Metabolism regulated by NRF2
As a key regulator of redox metabolism, NRF2 directly regulates many enzymes and antioxidant proteins involved in the redox regulation. Enzymes and transporters supporting glutathione synthesis and utilization are widely regulated by NRF2, which includes catalytic and regulatory subunits of gamma-glutamylcysteine ligase (GCLC and GCLM), glutathione reductase (GSR), glutathione peroxidases (e.g. , GPX2), glutathione-S-transferase (e.g. , GSTM1 and GSTP1), and a cystine transporter (xCT) (Figure 4) (Malhotra et al., 2010; Chorley et al., 2012). Thioredoxin system is also under the regulation of NRF2. In NRF2-activated cancer cells possessing hyperactivation of NRF2 and consequently exhibiting NRF2 addiction, which is often caused by somatic mutations of KEAP1 or NFE2L2 gene, glutathione synthesis is greatly enhanced and thereby, cysteine, glutamate and glycine are highly consumed and required for glutathione.
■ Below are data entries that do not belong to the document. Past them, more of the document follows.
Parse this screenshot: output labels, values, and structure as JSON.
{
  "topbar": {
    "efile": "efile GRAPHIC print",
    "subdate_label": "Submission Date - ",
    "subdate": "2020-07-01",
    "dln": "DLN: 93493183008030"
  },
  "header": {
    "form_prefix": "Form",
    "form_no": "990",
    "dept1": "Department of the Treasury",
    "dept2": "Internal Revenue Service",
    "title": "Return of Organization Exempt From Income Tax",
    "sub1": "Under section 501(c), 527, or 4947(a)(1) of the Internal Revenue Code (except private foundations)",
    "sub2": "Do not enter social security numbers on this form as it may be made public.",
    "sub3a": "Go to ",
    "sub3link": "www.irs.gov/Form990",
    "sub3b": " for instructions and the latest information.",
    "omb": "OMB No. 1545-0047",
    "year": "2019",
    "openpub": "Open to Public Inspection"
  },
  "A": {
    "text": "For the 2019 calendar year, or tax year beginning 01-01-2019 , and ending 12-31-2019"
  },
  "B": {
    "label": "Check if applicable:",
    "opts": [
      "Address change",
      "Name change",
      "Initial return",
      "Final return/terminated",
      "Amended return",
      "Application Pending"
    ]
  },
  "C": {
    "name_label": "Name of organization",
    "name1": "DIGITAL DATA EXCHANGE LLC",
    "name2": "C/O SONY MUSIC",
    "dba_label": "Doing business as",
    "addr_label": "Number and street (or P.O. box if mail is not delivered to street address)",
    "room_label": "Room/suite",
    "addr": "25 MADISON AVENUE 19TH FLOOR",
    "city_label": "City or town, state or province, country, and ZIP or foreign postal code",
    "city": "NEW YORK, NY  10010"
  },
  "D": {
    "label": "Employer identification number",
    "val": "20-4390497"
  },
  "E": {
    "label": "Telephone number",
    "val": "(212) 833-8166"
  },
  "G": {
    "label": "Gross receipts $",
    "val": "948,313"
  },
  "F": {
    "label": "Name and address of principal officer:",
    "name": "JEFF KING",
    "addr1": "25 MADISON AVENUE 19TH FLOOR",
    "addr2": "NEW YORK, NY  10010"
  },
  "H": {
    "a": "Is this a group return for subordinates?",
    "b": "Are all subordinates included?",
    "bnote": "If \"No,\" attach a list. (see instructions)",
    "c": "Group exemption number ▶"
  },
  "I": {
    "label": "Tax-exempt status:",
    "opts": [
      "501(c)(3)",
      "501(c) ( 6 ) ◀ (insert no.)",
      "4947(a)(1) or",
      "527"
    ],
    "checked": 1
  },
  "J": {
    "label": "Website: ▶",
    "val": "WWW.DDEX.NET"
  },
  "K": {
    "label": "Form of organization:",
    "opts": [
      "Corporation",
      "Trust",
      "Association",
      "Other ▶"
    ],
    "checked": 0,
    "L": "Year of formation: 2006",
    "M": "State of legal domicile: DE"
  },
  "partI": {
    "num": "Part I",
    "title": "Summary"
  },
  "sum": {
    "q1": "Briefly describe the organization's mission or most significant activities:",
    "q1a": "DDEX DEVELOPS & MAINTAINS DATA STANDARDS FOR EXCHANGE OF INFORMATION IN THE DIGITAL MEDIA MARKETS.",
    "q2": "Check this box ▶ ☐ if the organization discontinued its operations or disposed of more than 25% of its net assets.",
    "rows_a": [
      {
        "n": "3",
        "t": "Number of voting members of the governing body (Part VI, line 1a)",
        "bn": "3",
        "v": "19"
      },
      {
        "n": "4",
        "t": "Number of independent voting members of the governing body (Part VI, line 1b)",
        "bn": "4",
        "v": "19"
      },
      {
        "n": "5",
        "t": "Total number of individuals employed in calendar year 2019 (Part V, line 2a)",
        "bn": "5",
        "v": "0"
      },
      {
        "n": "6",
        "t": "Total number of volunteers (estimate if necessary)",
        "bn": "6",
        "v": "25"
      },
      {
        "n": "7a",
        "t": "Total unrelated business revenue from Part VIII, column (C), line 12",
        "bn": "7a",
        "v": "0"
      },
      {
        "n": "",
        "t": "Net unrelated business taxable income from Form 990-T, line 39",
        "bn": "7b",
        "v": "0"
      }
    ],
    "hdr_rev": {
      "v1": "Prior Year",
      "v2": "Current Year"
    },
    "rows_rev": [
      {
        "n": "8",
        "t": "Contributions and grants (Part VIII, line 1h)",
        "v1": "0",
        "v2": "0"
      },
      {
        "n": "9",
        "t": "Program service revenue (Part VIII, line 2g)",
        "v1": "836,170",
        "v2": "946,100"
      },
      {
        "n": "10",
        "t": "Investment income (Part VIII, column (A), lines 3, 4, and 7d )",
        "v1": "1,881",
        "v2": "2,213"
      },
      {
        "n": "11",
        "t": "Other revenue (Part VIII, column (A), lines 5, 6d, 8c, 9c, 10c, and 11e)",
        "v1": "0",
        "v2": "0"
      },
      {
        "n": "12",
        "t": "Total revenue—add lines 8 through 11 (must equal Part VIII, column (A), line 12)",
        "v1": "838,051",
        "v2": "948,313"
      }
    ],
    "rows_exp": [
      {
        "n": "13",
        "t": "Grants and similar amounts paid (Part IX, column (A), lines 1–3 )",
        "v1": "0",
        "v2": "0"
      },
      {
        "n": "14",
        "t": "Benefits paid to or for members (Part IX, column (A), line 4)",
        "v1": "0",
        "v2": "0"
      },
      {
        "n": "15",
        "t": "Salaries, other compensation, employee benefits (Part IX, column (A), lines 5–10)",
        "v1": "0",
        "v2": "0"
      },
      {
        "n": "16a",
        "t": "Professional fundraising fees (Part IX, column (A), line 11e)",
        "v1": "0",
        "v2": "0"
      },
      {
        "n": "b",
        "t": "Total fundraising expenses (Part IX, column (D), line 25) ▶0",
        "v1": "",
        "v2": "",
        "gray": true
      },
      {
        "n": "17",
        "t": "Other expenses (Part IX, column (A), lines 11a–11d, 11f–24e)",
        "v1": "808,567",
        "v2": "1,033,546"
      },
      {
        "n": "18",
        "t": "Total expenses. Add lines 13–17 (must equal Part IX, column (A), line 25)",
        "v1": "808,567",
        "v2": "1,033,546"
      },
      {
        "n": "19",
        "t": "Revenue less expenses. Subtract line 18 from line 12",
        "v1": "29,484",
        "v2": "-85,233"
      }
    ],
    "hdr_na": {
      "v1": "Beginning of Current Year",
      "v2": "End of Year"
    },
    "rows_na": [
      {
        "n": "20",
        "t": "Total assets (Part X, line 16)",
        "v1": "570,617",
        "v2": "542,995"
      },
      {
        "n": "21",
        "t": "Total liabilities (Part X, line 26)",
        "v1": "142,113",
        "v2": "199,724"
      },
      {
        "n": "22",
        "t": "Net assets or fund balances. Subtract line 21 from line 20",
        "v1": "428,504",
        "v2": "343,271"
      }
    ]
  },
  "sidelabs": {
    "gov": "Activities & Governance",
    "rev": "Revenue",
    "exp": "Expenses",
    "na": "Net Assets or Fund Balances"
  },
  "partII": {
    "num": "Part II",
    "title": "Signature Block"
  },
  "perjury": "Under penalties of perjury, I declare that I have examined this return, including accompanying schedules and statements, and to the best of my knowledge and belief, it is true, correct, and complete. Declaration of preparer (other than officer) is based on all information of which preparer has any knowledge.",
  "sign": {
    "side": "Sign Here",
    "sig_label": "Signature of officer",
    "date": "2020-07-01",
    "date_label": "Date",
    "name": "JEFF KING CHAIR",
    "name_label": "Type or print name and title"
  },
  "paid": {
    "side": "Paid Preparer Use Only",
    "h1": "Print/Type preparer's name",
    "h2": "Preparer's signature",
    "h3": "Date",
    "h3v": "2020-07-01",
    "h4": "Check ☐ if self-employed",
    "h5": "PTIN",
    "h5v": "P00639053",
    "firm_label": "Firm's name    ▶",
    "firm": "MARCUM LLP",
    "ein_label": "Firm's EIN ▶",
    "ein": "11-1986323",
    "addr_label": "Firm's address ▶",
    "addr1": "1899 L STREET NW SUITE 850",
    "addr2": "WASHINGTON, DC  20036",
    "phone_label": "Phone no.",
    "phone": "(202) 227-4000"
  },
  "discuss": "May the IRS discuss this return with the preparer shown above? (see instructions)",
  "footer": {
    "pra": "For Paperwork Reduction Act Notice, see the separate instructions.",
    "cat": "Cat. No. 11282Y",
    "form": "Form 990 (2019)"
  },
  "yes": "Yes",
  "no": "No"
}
In the NRF2-activated cancer cells, the demand for cysteine is fulfilled by increased expression of xCT (Sasaki et al., 2002), and the requirement of glycine is covered by increased de novo synthesis from serine (DeNicola et al., 2015) and increased dependency on the uptake of extracellular serine and glycine (LeBoeuf et al., 2020). In contrast, glutamate is decreased and short due to glutamate export by xCT and glutamate consumption for the glutathione synthesis, which results in the metabolic vulnerability of NRF2-activated cancer cells (Romero et al., 2017; Sayin et al., 2017).
Another metabolic activity regulated by NRF2 is NADPH synthesis (Figure 4). Pentose phosphate pathway contains two enzymes for the NADPH synthesis, glucose-6-phosphate dehydrogenase (G6PD) and phosphogluconate dehydrogenase (PGD), both of which are target genes of NRF2 (Mutsuishi et al., 2012; Ding et al., 2021). Other NADPH synthesis steps are regulated by isocitrate dehydrogenase 1 (IDH1) and malic enzyme 1 (ME1), which are also regulated by NRF2 (Mutsuishi et al., 2012). Folate metabolism-coupled NADPH production mediated by methylenetetrahydrofolate dehydrogenase, cyclohydrolase and formyltetrahydrofolate synthetase 1 (MTHFD1) and MTHFD2 appears to be partly and indirectly regulated by NRF2, especially in NRF2-activated cancer cells where NRF2 cooperates with ATF4 (Mutsuishi et al., 2012; Fan et al., 2014).
As mentioned above, NRF2 enhances NADPH production by re-wiring metabolism pathway, and offer strong reducing condition. The NRF2-mediated reducing condition is beneficial for maintaining the high efficiency of translation because many ribosomal subunits are rather susceptible to oxidation of cysteine residues and subsequent decline of their functionality (Chio et al., 2016). On the other hand, continuous stabilization of NRF2 is considered to cause excessive cellular reducing force, that is, reductive stress. Inheritable missense mutations in small molecular weight heat-shock proteins promotes hypertrophic cardiomyopathy by forming protein aggregate containing KEAP1, which causes persistent activation of NRF2 (Rajasekaran et al., 2007; Rajasekaran et al., 2011). Under this condition, NRF2-induced reductive stress is regarded to further promotes protein aggregation, which exacerbates cardiomyopathy, as NRF2 suppression mitigates protein aggregation and improves the cardiac function (Kannan et al., 2013). Comprehensive analysis of various lung cancer cell lines also showed that NRF2 activation increases NADH vs. NAD+, leading to reductive stress (Weiss-Sadan et al., 2023). Consistent with these studies, NRF2-activated cancers exhibit dependency on SLC33A1, which is related to unfolded protein response and autophagy, possibly to avoid protein aggregation under reductive cellular environment caused by NRF2 (Romero et al., 2020).